Certes, on assistera très vite au déblocage de tout ce qui paralyse le pays. On peut aisément parier sur le fait qu’on verra les ordures disparaître miraculeusement, les télécommunications se remettre à fonctionner, la distribution du courant électrique s’améliorer nettement, etc. Après tout, la caste qui tient le pouvoir est un club semi-mafieux où tout le monde se ressemble et comprend bien son intérêt. Dans cet univers, les patrons savent être généreux et prodigues quand il le faut.
Mais l’essentiel réside dans des choix politiques de toute première importance : les accords de Taëf, les résolutions 1559 et 1701 du Conseil de sécurité qui exigent la sûreté des frontières internationales et le monopole des armes entre les mains de l’État; sans compter la neutralité du Liban proclamée dans la déclaration de Baabda par l’ancien président Sleiman et sans oublier le Tribunal international pour le Liban où des membres du Hezbollah sont nommément accusés et font l’objet de mandats d’amener. Mais surtout, la grande question sera celle des libertés publiques qui risquent gros à l’ombre d’un pouvoir, autoritaire en lui-même, mis sous la tutelle d’une force totalitaire étrangère. La vigilance de l’opinion publique demeure impérative.
La caste politique ancienne est à l’agonie. Laissez ces hommes du passé rendre l’âme, tous sans exception et sans verser de larmes sur leur sort. Le Liban demeure un projet à construire. Ce Liban n’est pas celui des fromagistes mafieux. Il appartient à une jeunesse libérée de nos vieux carcans ; une jeunesse moderne, confiante dans ses capacités individuelles, amoureuse de ses libertés, imperméable aux superstitions de l’imaginaire, indifférente aux mensonges de l’identitaire, résolument non violente, respectueuse du pacte contractuel du vivre-ensemble et exigeante en matière de droits humains. En clair, la petite graine semée le 14 mars 2005 est morte en terre comme le fait toute graine ; mais elle a germé car elle fut arrosée par le sang des hommes libres. « Si le grain de blé qui est tombé en terre… meurt, il porte beaucoup de fruis » (Jn 12: 24). C’est le cas aujourd’hui; c’est cette jeunesse qui doit assurer la relève, l’avenir lui appartient.

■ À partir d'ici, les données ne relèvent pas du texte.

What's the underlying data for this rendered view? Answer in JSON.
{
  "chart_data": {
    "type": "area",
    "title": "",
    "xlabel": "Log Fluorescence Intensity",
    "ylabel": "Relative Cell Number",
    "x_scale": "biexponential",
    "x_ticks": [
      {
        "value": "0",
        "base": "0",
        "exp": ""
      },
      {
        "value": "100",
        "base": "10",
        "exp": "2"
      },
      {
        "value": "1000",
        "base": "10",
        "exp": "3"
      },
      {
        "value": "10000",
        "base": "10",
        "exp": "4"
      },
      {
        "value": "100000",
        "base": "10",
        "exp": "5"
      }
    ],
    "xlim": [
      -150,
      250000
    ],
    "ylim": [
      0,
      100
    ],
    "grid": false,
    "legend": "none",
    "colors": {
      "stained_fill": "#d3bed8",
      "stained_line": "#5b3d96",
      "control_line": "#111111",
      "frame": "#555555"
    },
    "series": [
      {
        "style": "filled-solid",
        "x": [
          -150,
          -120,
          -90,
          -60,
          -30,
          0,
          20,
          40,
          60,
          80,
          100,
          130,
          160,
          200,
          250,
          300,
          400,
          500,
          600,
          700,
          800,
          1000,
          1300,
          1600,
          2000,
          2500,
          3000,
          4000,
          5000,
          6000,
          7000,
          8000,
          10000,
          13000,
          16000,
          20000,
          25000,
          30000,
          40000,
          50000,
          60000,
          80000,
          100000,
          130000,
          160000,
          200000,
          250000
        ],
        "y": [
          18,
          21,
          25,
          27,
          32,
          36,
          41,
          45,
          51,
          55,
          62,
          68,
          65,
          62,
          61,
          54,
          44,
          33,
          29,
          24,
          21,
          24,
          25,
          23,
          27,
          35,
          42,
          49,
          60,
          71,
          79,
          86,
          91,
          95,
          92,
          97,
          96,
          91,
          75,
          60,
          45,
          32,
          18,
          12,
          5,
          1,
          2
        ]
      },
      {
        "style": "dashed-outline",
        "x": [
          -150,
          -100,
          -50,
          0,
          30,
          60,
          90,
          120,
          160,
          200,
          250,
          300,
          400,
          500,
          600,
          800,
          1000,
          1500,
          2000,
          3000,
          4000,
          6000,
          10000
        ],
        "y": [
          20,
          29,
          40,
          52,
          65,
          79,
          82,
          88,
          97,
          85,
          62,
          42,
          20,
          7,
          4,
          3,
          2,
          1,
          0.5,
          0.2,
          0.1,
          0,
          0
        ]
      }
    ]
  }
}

Nul ne doit se sentir découragé. Nul ne doit perdre l’espoir. Une défaite demeure un moment éphémère dans la vie des peuples. Mais la recherche du bien commun est un effort constant que rien ne peut arrêter. Les idéaux et les valeurs de l’esprit citoyen du 14 mars 2005 sont toujours à l’œuvre. Le destin du Liban de demain, son retour à la souveraineté, la fin de toute occupation militaire, la protection des libertés, voilà une belle tâche pour la jeunesse saine d’une patrie qui demeure prisonnière de l’esprit sectaire des peuplades qui vivent sur son sol.